Life is full of surprises, both good and less so. We've certainly seen that the future is not as predictable as we'd thought! Life is also full of lessons, nuggets of inspiration and meaning, hiding in sometimes unexpected places.

One of those places is an insightful phenomenon which people don't only seem to enjoy, but almost yearn for: Bloopers. Who doesn't appreciate watching actors and actresses, who play the parts of bitter rivals or wartime foes, sharing a laugh between acts?

But why are bloopers so enjoyable? Why do they attract so much attention? What if those actors really are enemies? Who cares?

In 1983 the Lubavitcher Rebbe starting encouraging schools to adopt a moment of silence at the beginning of each school day. This moment of silence would not be scripted or religious. It would simply be a time for each student to, for just a minute, remain quietly with his or her own thoughts.

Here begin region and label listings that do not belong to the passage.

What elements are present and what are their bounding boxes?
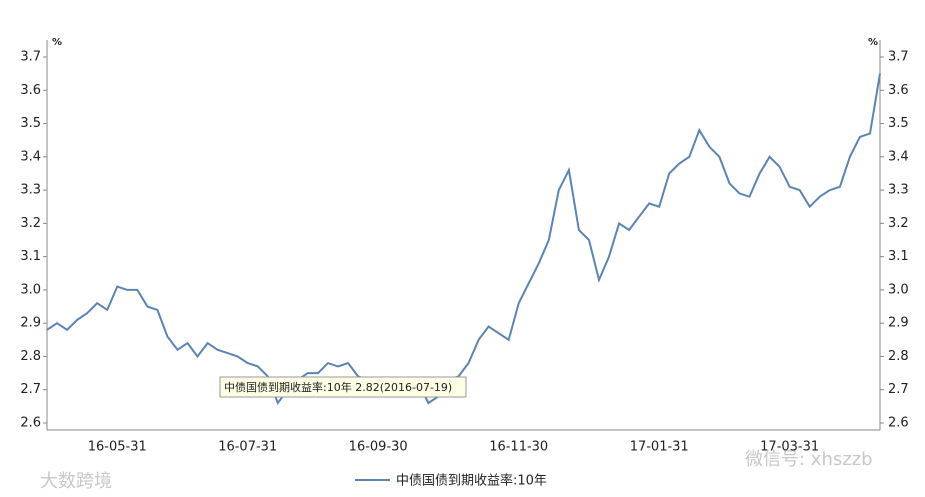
- y2-tick-label: 2.8: [888, 349, 909, 364]
- y-tick-label: 2.6: [20, 416, 41, 431]
- y2-tick-label: 3.0: [888, 282, 909, 297]
- x-tick-label: 16-11-30: [489, 440, 548, 455]
- y-tick-label: 2.7: [20, 382, 41, 397]
- tooltip-box: [219, 376, 467, 398]
- x-tick-label: 17-01-31: [630, 440, 689, 455]
- y2-tick-label: 2.6: [888, 416, 909, 431]
- y-tick-label: 3.3: [20, 183, 41, 198]
- y2-tick-label: 3.5: [888, 116, 909, 131]
- y2-tick-label: 3.3: [888, 183, 909, 198]
- y-tick-label: 3.0: [20, 282, 41, 297]
- y-tick-label: 2.9: [20, 316, 41, 331]
- x-tick-label: 17-03-31: [760, 440, 819, 455]
- y2-tick-label: 3.4: [888, 149, 909, 164]
- y-tick-label: 3.1: [20, 249, 41, 264]
- watermark: 微信号: xhszzb: [745, 449, 873, 470]
- y2-tick-label: 3.7: [888, 50, 909, 65]
- y-tick-label: 3.5: [20, 116, 41, 131]
- x-tick-label: 16-07-31: [218, 440, 277, 455]
- x-tick-label: 16-05-31: [88, 440, 147, 455]
- y2-tick-label: 2.9: [888, 316, 909, 331]
- y-tick-label: 3.6: [20, 83, 41, 98]
- legend-label: 中债国债到期收益率:10年: [396, 473, 547, 489]
- y-tick-label: 2.8: [20, 349, 41, 364]
- y-tick-label: 3.7: [20, 50, 41, 65]
- y-tick-label: 3.4: [20, 149, 41, 164]
- y-tick-label: 3.2: [20, 216, 41, 231]
- y2-tick-label: 3.1: [888, 249, 909, 264]
- watermark: 大数跨境: [40, 471, 112, 492]
- line: [46, 73, 881, 406]
- y2-tick-label: 3.6: [888, 83, 909, 98]
- unit-left: %: [52, 37, 62, 48]
- y2-tick-label: 3.2: [888, 216, 909, 231]
- x-tick-label: 16-09-30: [349, 440, 408, 455]
- unit-right: %: [868, 37, 878, 48]
- y2-tick-label: 2.7: [888, 382, 909, 397]
- tooltip: 中债国债到期收益率:10年 2.82(2016-07-19): [224, 380, 452, 394]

The premise for this idea is that within every human being lies a spark a divinity and goodness. Therefore, when left alone with his or her thoughts, without outside influence or distraction, he or she will inevitably be inspired by their own consciousness to do good and be a better person.

Our Neshama, our G‑dly soul, yearns for meaning, inspiration and to add only goodness to our world. It knows and recognizes that our universe was crafted by a Creator who made it all for a reason, that reason being to serve a higher purpose. Our Neshama subconsciously knows that the world is wired to be harmonious and kind, and that people are meant to care for each other and be at peace with one another.

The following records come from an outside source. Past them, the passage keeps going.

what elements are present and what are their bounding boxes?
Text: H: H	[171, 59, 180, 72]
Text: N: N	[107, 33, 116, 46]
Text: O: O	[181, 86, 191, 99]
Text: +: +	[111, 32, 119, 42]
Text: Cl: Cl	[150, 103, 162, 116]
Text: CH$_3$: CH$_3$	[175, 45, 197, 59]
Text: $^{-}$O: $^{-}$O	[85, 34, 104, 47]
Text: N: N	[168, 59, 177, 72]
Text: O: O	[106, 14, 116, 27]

It is that spark of divinity which is not content with surrendering to the idea that negativity should prevail. It always looks to find the 'bloopers' in life, those flashes of goodness - 'aha' moments' - where the true good nature of our world shines, for even a short time.

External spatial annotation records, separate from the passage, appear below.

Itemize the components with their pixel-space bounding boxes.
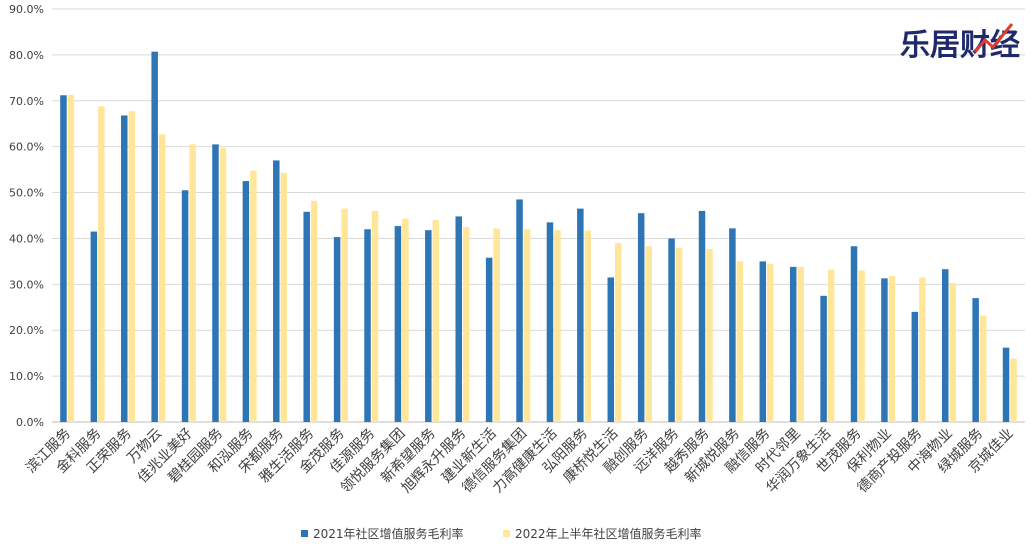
bar-series-2022h1: [371, 210, 379, 422]
bar-series-2022h1: [979, 315, 987, 422]
bar-series-2021: [668, 238, 675, 422]
bar-series-2022h1: [615, 243, 622, 422]
bar-series-2021: [820, 295, 827, 422]
bar-series-2021: [455, 216, 462, 422]
bar-series-2022h1: [250, 170, 257, 422]
bar-series-2021: [972, 298, 979, 422]
bar-series-2022h1: [554, 230, 561, 422]
legend-label: 2021年社区增值服务毛利率: [313, 526, 464, 541]
y-tick-label: 40.0%: [9, 232, 44, 245]
bar-series-2021: [759, 261, 767, 422]
y-tick-label: 60.0%: [9, 141, 44, 154]
bar-series-2021: [151, 51, 158, 422]
bar-series-2022h1: [310, 200, 318, 422]
bar-series-2021: [303, 211, 310, 422]
bar-series-2022h1: [219, 148, 227, 422]
y-tick-label: 80.0%: [9, 49, 44, 62]
bar-series-2022h1: [858, 270, 865, 422]
y-tick-label: 30.0%: [9, 278, 44, 291]
bar-series-2021: [60, 95, 67, 422]
bar-series-2022h1: [797, 266, 804, 422]
bar-series-2022h1: [736, 261, 744, 422]
bar-series-2021: [911, 311, 919, 422]
bar-series-2021: [941, 269, 949, 422]
bar-series-2022h1: [462, 226, 470, 422]
y-tick-label: 90.0%: [9, 3, 44, 16]
bar-series-2021: [1002, 347, 1010, 422]
bar-series-2022h1: [128, 111, 136, 423]
bar-series-2021: [698, 210, 706, 422]
bar-series-2021: [425, 230, 432, 422]
bar-series-2021: [729, 228, 736, 422]
bar-series-2021: [546, 222, 554, 422]
watermark-accent-icon: [973, 23, 1014, 53]
bar-series-2022h1: [919, 277, 926, 422]
gridlines: [52, 8, 1025, 423]
bar-series-2021: [485, 257, 493, 422]
y-tick-label: 50.0%: [9, 187, 44, 200]
bar-series-2022h1: [341, 208, 348, 422]
bar-series-2021: [212, 144, 219, 422]
legend-swatch: [503, 530, 510, 537]
bar-series-2021: [789, 266, 797, 422]
bar-series-2022h1: [280, 172, 288, 422]
bar-series-2021: [881, 278, 888, 422]
y-tick-label: 20.0%: [9, 324, 44, 337]
bar-series-2022h1: [888, 276, 896, 422]
bar-series-2022h1: [189, 144, 196, 422]
y-axis-ticks: 0.0% 10.0% 20.0% 30.0% 40.0% 50.0% 60.0% 70.0% 8…: [9, 3, 44, 429]
bar-series-2022h1: [675, 247, 683, 422]
y-tick-label: 10.0%: [9, 370, 44, 383]
bar-series-2021: [181, 190, 189, 422]
bar-series-2021: [242, 181, 250, 422]
bar-series-2021: [637, 213, 645, 422]
bar-series-2022h1: [402, 218, 409, 422]
bar-series-2022h1: [706, 248, 713, 422]
watermark-text: 乐居财经: [900, 28, 1020, 63]
legend-label: 2022年上半年社区增值服务毛利率: [515, 526, 702, 541]
bar-series-2022h1: [949, 282, 956, 422]
legend-swatch: [301, 530, 308, 537]
watermark-logo: 乐居财经: [900, 23, 1020, 63]
bar-series-2021: [90, 231, 98, 422]
bar-series-2021: [273, 160, 280, 422]
bar-series-2021: [577, 208, 584, 422]
bars: [60, 51, 1017, 423]
bar-series-2022h1: [493, 228, 500, 422]
bar-series-2022h1: [158, 134, 166, 422]
bar-series-2022h1: [767, 263, 774, 422]
bar-series-2022h1: [645, 246, 652, 422]
bar-series-2021: [333, 237, 341, 422]
y-tick-label: 0.0%: [16, 416, 44, 429]
y-tick-label: 70.0%: [9, 95, 44, 108]
bar-series-2021: [607, 277, 615, 422]
bar-series-2021: [516, 199, 523, 422]
bar-series-2021: [394, 226, 402, 422]
bar-series-2022h1: [523, 229, 531, 422]
bar-series-2021: [850, 246, 858, 422]
bar-series-2021: [121, 115, 128, 422]
bar-series-2022h1: [584, 230, 592, 422]
bar-series-2022h1: [1010, 358, 1017, 422]
bar-series-2022h1: [98, 106, 105, 422]
legend: 2021年社区增值服务毛利率 2022年上半年社区增值服务毛利率: [301, 526, 702, 541]
bar-series-2022h1: [432, 220, 440, 422]
bar-series-2022h1: [67, 94, 75, 422]
bar-series-2022h1: [827, 269, 835, 422]
x-axis-labels: 滨江服务金科服务正荣服务万物云佳兆业美好碧桂园服务和泓服务宋都服务雅生活服务金茂…: [23, 425, 1017, 496]
bar-series-2021: [364, 229, 371, 422]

With the holiday of Passover approaching, its timeless message reminds us of the human quest for freedom - a concept that works only if people have a spark of goodness within them. For if it isn't so, letting them be free would unleash only trouble!

Passover reminds us to do our best 'Pass Over' the negativity in life and find the bloopers. It reminds us to free ourselves from any self-imposed boundaries, find the bloopers in life and be unrelenting in our quest to bring forth the good in everyone and everything.